山形県は鶴岡市の加茂港脇に位置するこの水族館、事前に見たホームページに「恵まれた交通アクセス」と
書いてあったので楽勝気分で赴いてみたら、最寄の「鶴岡駅」からバスで32 分、しかも本数がとんでもなく
少ないというおまけまで付いてきて、いきなり出鼻をくじかれることとなった。いつものことながら海岸沿いの
立地が大方を占める「水族館」という施設の、電車利用者に対する冷たさは異常である。
まあ脇の壁面に描かれているアザラシさん絵が微妙すぎてむしろ気に入ってしまったので、とりあえずこの場は
良しとする。


※館内散策.

まずは地元の海域にちなんだ「庄内浜の海水魚」というコーナーにて、パッと目についたものを8 点ほど
簡潔に紹介してみる試み。



まず左から「ヒゲソリダイ」、庄内名を「かやがり」。
一見どこにでもいそうな単なるタイに見えて、実は市場で見かけることは稀なレア魚。
しかも煮てよし焼いてよし刺身でよしの万能魚でもあるらしい。水族館で魚を見ていつも思うことだが、
人と同じく魚も見かけによらなすぎる。

で、右側が「キュウセン」、庄内名「シマメグリ」、一般的には単なる「ベラ」。
産まれた時はメスで、大きくなるとオスになるという逆ニューハーフ魚。なんか「シムーン」っぽくね?
しかもこのオスになった奴等の中には、未だメスのふりして他のオスのハーレムで生活し、近くにいるメスに何食わぬ
顔で受精を試みたりする不届き者とかいるらしい、いいなー。でも「但しイケメンに限る」、とかなんだろなどーせ。

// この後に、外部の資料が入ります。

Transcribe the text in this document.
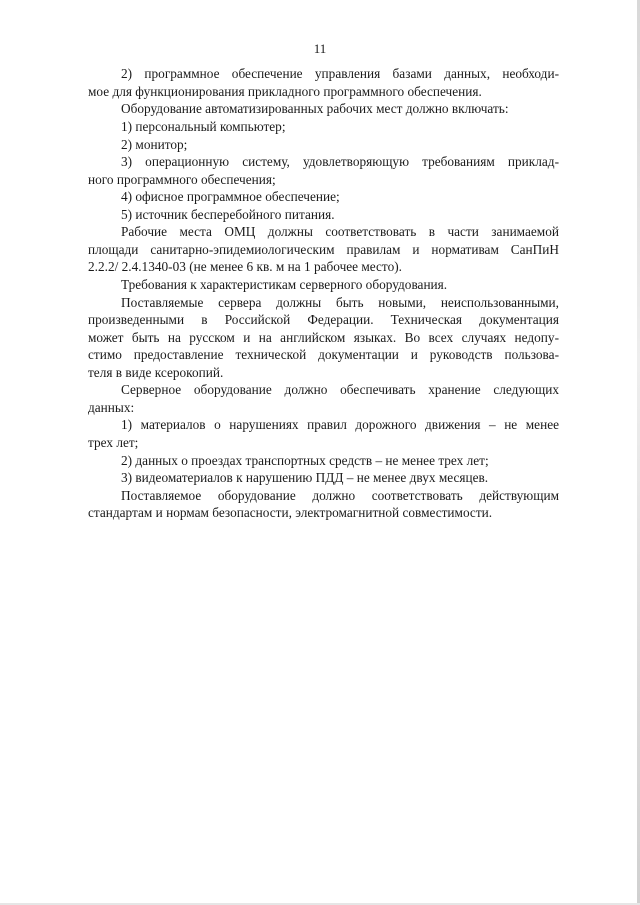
11
2) программное обеспечение управления базами данных, необходи-
мое для функционирования прикладного программного обеспечения.
Оборудование автоматизированных рабочих мест должно включать:
1) персональный компьютер;
2) монитор;
3) операционную систему, удовлетворяющую требованиям приклад-
ного программного обеспечения;
4) офисное программное обеспечение;
5) источник бесперебойного питания.
Рабочие места ОМЦ должны соответствовать в части занимаемой
площади санитарно-эпидемиологическим правилам и нормативам СанПиН
2.2.2/ 2.4.1340-03 (не менее 6 кв. м на 1 рабочее место).
Требования к характеристикам серверного оборудования.
Поставляемые сервера должны быть новыми, неиспользованными,
произведенными в Российской Федерации. Техническая документация
может быть на русском и на английском языках. Во всех случаях недопу-
стимо предоставление технической документации и руководств пользова-
теля в виде ксерокопий.
Серверное оборудование должно обеспечивать хранение следующих
данных:
1) материалов о нарушениях правил дорожного движения – не менее
трех лет;
2) данных о проездах транспортных средств – не менее трех лет;
3) видеоматериалов к нарушению ПДД – не менее двух месяцев.
Поставляемое оборудование должно соответствовать действующим
стандартам и нормам безопасности, электромагнитной совместимости.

気を取り直して続けよう、左が「エゾイソアイナメ」、庄内名「ドンコ」。
煮れば身崩れ、刺身は水っぽいわで使えないわの代表魚。ただこれの肝を味噌ベースで野菜とともに煮込むと
「どんこ汁」と呼ばれる絶品になるらしい。バカもハサミも駄魚も使いよう、いや「覚悟のススメ的」には
「雑魚などという魚はない!」と言うべきか。

で、右が「オオクチイシナギ」、庄内名「おおよう」。
とにかく大きくなる魚で、中には全長2m・体重250 キロにまで達するものもあるという。水族館ではわりと
ポピュラー魚だが、個数があまり上がらない為、市場価値はそこそこ高いそう。
ゴツくて堂々とした潜水艦ライクな外見は確かに見映え利くし、南米系の巨大魚ほど畏怖を感じさせないので、
こういった施設でのんびり眺めるには最適の部類かも。



さて、このあたりでそろそろアブノーマル系いっとこう。
素手では触りたくないランク・トップ級の形状をしている左のが「ハナオコゼ」。
見た目ヤバい上に、この手のゲテモノは美味いとの定説にもまったく当てはまらず、総じて使えないとのイメージ
しかないが、何故かダイバーには大人気だそう。どう擬人化させても暗屯子的なテイストしか見えてこないのに何故?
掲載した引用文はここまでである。